The tragic outcome of this ‘sexed-up’ story was the suicide of Doctor Kelly.   The Hutton Report did not find the BBC culpable in the doctor’s death, and felt no-one involved could have contemplated he would take his own life as a result of the pressures he felt.  

But following the public airing of these allegations, Kelly was publicly disgraced, and possibly confronted with the belief his life’s work had been undermined.   The stress this caused was likely a factor in Kelly’s decision to take his own life.   Just one tragic illustration of the power the press has in our world.  

Though not so tragic, the recent fiasco in the United States, over CBS News reporting a falsified memo as fact, is no less insidious.   CBS News apologized, last Monday, for using unverified documents about President Bush's military service in a "60 Minutes" broadcast and said a key source on the story had lied to the network.  

Sources must be verified, and for this network, long prided for excellence in journalism, this glaring omission is a further indication of a profession losing the plot.   In this fight for viewers, and journalistic prestige, we must not forget the awesome responsibility of the press.   This privileged position of being able to inform and educate people must come first, before entertaining or partisan motivations.

In the wake of CBS’s mistake, Fox News has been berating the network relentlessly, and they are touting themselves as above this sort of reporting.   Yet even a pedestrian viewing of Fox News reveals a strong partisan streak, continually favouring the sitting president.

A partisan media is a natural by-product of the commercial society we live in.   Just as Fox News has clear Republican Party leanings, other US networks have obvious political affiliations, and the memo on President George W. Bush’s time in the Texas National Guard is just the latest in a heated battle in the United States.

One side is assuring the public President Bush did his duty, and doing their level best to belittle the military record of Democratic presidential candidate Senator John Kerry.   The other side is trying to draw attention to President Bush’s weak military record, and strengthening John Kerry’s reputation by hyping his medal winning tours of duty in Vietnam.
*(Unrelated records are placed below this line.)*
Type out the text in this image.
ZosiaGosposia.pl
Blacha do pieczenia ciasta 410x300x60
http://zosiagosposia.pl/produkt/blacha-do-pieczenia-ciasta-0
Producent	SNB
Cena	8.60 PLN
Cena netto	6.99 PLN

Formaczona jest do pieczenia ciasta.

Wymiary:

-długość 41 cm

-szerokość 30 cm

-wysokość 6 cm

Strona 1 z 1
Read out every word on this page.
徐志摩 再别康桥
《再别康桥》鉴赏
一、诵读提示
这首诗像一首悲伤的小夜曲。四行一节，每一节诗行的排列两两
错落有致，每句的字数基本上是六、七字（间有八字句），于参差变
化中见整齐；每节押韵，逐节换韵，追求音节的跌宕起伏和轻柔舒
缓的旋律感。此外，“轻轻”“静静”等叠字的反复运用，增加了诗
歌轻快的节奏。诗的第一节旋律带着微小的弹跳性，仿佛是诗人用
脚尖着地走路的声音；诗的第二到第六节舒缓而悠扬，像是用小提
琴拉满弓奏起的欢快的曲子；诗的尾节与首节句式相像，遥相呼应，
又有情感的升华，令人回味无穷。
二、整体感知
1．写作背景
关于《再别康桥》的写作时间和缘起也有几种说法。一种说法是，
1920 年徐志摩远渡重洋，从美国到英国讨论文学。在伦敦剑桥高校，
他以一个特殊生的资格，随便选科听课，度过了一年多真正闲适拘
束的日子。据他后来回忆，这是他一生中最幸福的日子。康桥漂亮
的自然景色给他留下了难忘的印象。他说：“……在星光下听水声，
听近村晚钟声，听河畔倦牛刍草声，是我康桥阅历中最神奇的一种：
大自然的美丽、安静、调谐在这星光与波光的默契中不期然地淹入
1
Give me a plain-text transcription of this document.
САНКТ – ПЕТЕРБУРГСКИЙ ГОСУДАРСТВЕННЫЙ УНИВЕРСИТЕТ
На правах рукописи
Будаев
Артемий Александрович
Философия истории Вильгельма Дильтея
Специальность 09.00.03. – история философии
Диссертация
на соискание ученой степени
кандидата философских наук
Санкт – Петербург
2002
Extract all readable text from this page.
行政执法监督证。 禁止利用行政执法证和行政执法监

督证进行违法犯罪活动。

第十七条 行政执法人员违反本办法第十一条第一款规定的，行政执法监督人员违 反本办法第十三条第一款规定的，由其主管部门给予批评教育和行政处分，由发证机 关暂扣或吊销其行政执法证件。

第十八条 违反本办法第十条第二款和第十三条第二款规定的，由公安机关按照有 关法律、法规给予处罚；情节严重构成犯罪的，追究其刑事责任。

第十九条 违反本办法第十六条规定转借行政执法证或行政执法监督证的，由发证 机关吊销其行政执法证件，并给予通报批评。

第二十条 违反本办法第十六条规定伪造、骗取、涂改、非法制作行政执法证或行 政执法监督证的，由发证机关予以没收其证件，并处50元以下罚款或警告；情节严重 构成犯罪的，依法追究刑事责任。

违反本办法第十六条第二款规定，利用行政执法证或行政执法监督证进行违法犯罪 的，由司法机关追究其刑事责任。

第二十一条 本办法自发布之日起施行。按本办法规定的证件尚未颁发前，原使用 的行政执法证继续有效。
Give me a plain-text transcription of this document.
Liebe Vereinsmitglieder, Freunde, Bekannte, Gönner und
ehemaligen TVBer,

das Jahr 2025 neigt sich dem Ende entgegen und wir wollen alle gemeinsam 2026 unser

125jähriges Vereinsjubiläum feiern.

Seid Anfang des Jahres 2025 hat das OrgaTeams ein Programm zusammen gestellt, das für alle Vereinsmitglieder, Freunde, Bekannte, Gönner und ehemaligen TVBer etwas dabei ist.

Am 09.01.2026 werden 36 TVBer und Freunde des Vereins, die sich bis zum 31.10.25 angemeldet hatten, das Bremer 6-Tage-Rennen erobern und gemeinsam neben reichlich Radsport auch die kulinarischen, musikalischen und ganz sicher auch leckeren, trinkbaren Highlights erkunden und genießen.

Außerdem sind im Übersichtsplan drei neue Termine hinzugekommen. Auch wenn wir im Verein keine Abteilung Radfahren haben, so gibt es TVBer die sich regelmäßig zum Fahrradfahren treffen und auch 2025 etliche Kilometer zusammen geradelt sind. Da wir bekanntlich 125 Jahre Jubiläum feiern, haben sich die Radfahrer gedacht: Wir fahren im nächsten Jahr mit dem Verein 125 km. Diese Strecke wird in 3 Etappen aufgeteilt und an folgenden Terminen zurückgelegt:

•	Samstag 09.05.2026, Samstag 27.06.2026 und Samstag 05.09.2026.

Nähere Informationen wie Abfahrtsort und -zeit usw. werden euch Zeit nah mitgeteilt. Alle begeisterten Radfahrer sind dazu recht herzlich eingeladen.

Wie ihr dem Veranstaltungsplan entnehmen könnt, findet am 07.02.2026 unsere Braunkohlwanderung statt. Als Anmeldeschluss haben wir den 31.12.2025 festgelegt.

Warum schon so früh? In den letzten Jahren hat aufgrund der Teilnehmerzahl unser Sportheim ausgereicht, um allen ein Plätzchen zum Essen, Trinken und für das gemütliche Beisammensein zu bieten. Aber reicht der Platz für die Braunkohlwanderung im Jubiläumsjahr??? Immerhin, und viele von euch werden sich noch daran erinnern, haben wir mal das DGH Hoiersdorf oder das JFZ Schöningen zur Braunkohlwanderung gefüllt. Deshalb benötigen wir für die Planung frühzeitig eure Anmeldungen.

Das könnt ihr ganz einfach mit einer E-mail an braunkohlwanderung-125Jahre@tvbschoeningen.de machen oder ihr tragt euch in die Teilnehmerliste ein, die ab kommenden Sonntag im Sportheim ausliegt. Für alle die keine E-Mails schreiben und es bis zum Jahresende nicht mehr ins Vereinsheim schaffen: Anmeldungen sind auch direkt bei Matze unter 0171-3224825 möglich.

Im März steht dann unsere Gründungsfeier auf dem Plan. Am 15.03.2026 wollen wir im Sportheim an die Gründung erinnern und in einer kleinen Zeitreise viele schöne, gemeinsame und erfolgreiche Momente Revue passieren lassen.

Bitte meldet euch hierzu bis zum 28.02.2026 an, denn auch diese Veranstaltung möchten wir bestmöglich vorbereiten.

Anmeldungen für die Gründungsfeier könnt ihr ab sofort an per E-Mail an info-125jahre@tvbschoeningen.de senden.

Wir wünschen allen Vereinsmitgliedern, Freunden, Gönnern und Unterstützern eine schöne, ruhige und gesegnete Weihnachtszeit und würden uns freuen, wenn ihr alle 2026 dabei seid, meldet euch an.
Any political leanings for owners of New Zealand media outlets are not as prominent, as in the United States media, but with the 2004 elections fast approaching they need to be considered.   And to that end we at The Dominion Post will continue to seek out stories, and work to get the story to you, the reader, as soon as possible. 

The Dominion Post also has to meet our commercial interests, but the reader may rest assured we verify all our sources before publication, and we will remember our responsibility to inform and educate our readers, and not to distort and manipulate the facts.

Disclaimer: It was only done for a university assignment, so any claim to be speaking for The Dominion Post is of course not real.   I make no claims to knowing that publications viewpoint on this or any issue.   Again I claim no connection to The Dominion Post.   I was just a student writing completing an assignment that was meant to be an editorial piece.